Pedreiro, memória de um trabalho quase escravo

A história do trabalho semi- escravo que pontuou no Portugal do Estado Novo reserva uma página especial aos pedreiros de Águas Santas, Maia, que durante decénios fizeram jornas de sol a sol em troca de quase nada.

Agência LUSA /

Alfredo Ferreira da Silva, 78 anos, é um dos poucos sobreviventes desse tempo em que a indústria da extracção de pedra já tinha descoberto a pólvora, mas ainda não usava o martelo pneumático, que veio suavizar a rudeza do mal pago ofício.

"Já não há ninguém disposto a entrar num ofício escravo como este", diz Alfredo Ferreira da Silva, que domingo vai ter, provavelmente, o seu primeiro dia de glória numa vida longa de quase oito décadas.

A autarquia de Águas Santas vai erguer um monumento ao pedreiro-montante e Alfredo Ferreira da Silva vai ser o "convidado especial".

"Até me vêm buscar de carro", diz, orgulhoso.

O septuagenário contou hoje à Agência Lusa que nunca meteu um cigarro na boca, mas assegurou que os seus pulmões se "queixam" como se fosse o mais inveterado dos fumadores.

Explica o pedreiro, reformado desde os 65 anos, que tem a "caixa de ar" afectada por silicose, poeira de grãos de sílica, por ter andado mais de meio século a partir pedra para auferir um "soldo" diário que "dava para comprar um quarto de boroa e pouco mais".

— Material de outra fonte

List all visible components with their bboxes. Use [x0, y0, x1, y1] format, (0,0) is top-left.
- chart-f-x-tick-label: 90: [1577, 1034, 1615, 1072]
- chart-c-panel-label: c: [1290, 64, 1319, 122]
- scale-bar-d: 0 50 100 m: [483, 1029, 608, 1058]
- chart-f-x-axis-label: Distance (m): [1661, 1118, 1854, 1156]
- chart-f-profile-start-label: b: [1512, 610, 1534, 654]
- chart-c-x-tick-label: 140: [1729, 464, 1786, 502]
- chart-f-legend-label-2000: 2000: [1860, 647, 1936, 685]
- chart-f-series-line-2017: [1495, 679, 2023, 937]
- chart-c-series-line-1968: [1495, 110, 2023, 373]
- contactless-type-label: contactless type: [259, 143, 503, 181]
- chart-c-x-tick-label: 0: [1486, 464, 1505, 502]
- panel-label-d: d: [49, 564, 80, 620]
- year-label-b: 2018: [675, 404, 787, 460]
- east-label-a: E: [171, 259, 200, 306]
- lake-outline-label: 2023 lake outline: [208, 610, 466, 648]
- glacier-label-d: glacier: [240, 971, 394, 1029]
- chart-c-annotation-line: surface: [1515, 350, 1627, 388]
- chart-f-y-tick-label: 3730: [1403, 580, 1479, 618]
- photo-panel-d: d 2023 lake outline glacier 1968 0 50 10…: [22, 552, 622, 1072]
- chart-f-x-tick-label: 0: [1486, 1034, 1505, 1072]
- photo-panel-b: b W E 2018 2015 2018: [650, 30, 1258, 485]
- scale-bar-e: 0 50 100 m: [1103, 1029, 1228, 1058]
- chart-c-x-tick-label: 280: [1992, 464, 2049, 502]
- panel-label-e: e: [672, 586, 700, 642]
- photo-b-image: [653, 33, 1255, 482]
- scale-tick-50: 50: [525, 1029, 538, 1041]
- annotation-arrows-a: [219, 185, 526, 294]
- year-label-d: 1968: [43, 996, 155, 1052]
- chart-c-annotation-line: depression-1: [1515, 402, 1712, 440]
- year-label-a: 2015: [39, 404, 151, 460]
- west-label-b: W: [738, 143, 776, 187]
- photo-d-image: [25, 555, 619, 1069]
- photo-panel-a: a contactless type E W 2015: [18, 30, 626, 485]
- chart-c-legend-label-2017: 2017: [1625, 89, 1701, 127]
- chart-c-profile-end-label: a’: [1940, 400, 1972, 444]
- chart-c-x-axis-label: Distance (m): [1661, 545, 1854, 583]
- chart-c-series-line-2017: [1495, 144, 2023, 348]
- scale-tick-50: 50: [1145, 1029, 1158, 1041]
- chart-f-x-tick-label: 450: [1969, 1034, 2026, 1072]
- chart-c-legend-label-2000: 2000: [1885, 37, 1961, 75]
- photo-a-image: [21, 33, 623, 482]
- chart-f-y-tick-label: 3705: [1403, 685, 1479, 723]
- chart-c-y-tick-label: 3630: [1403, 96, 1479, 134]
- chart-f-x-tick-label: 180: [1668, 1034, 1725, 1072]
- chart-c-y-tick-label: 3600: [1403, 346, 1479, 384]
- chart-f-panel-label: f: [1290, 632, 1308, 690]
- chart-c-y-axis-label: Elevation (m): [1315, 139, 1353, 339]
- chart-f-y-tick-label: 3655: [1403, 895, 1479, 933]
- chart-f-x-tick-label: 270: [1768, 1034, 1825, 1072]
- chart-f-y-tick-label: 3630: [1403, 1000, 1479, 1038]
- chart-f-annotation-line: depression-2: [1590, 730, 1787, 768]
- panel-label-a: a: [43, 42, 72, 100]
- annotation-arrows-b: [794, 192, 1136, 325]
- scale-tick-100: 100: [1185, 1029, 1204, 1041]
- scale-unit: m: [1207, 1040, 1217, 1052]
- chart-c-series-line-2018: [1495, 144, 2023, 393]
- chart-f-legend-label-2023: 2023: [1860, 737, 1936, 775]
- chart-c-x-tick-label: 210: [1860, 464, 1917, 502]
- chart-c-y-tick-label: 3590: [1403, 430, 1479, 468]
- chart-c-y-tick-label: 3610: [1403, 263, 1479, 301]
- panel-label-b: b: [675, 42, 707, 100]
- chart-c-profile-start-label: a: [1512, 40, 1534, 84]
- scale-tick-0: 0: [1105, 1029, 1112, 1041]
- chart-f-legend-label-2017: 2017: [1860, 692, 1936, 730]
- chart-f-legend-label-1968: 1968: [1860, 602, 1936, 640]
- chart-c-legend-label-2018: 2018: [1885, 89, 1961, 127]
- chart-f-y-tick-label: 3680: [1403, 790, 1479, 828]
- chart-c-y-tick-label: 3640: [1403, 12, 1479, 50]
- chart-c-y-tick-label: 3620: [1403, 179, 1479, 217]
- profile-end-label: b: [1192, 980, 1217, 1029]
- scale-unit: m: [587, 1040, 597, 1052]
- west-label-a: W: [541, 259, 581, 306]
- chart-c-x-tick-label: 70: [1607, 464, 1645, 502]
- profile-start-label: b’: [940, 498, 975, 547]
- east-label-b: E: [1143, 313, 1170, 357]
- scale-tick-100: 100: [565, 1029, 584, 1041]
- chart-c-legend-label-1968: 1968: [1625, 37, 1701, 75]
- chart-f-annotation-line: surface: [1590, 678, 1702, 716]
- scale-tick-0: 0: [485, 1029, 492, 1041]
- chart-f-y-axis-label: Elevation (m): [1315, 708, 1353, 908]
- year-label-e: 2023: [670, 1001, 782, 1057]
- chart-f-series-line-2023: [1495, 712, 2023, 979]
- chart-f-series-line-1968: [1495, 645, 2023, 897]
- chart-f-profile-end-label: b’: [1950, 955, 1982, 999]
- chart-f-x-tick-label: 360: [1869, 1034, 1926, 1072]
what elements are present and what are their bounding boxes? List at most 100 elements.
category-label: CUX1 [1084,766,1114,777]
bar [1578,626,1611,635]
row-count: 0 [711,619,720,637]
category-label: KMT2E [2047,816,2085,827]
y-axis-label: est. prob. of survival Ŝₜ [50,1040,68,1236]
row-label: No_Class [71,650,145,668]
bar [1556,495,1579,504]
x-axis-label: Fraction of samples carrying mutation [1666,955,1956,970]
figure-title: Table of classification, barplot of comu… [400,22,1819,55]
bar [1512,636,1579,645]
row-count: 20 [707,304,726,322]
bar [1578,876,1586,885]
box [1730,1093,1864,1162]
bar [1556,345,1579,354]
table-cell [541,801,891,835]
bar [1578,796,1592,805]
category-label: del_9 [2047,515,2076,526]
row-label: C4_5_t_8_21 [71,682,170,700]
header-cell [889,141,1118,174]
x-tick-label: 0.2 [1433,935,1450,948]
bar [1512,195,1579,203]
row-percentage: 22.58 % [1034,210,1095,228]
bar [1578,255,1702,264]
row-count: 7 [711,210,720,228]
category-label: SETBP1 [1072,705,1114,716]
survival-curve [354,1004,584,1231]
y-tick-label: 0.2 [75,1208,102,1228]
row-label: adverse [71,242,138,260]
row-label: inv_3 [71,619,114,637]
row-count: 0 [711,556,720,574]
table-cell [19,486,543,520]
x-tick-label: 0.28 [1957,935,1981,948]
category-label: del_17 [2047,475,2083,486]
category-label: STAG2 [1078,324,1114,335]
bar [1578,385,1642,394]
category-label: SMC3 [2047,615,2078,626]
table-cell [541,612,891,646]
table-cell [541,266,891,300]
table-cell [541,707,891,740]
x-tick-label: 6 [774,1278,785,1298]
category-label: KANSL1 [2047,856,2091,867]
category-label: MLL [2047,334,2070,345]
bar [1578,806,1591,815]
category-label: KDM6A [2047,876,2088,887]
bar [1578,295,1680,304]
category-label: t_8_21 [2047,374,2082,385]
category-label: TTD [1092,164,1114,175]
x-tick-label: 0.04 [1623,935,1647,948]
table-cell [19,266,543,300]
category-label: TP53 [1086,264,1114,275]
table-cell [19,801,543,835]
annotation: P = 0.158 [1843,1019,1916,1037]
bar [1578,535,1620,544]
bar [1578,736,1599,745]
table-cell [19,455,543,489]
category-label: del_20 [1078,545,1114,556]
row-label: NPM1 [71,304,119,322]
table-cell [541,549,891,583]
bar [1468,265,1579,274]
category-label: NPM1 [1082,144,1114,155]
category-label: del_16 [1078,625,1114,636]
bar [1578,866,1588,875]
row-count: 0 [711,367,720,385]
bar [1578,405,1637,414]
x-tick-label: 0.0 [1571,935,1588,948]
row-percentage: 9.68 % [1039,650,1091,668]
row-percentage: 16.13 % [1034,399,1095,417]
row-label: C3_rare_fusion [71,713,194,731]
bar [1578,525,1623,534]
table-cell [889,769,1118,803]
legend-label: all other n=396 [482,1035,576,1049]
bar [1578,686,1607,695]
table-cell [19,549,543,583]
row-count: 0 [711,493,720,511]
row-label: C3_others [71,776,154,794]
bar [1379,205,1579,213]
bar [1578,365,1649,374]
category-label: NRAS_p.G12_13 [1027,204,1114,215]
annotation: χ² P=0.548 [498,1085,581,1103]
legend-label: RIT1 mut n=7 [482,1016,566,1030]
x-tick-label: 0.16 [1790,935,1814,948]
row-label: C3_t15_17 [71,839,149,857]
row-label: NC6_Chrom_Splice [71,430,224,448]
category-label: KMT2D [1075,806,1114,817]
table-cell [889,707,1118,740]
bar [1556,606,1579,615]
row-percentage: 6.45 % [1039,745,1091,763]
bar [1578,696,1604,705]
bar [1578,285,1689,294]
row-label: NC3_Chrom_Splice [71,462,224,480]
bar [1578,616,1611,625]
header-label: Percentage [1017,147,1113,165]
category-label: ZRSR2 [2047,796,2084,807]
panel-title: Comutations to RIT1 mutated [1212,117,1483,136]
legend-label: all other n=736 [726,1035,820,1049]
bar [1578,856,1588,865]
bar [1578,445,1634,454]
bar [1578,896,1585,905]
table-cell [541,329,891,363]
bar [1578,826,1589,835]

Nunca "tratou dos papéis" para um complemento de pensão por causa dessa doença profissional, pelo que está reformado com pouco mais de 200 euros, minguada recompensa para quem se deu ao mundo do trabalho "durante uma vida".

"Do mal, o menos", nunca teve um acidente, embora ainda recorde, "como um pesadelo", uma explosão mal controlada que cegou um "oficial" do seu ofício.

Alfredo Ferreira da Silva começou na arte da pedra aos dez anos de idade como "rapaz dos picões", tendo por missão levar ao ferreiro, para afiar, os instrumentos com que os seniores venciam a teimosia da pedra - picões, guilhos e brocas.

Cinco anos volvidos, era já pedreiro-montante na Caverneira, a maior de entre dezenas de pedreiras que eram exploradas em meados do século XX em toda a área entre o Porto e o centro da Maia.

A Caverneira "era local de grande azáfama, com centenas de musculados operários trabalhando em tronco nu ou vestindo camisola interior de meia-manga, com o lenço tabaqueiro sempre à mão para limpar os músculos", descreve o presidente da Junta de Águas Santas, Manuel Correia, no boletim da autarquia.

Quando surgiu o cimento armado, a exploração do granito entrou em declínio e a profissão perdeu fulgor numa localidade que se transformou em dormitório de gente que trabalha em escritórios e lojas do Porto.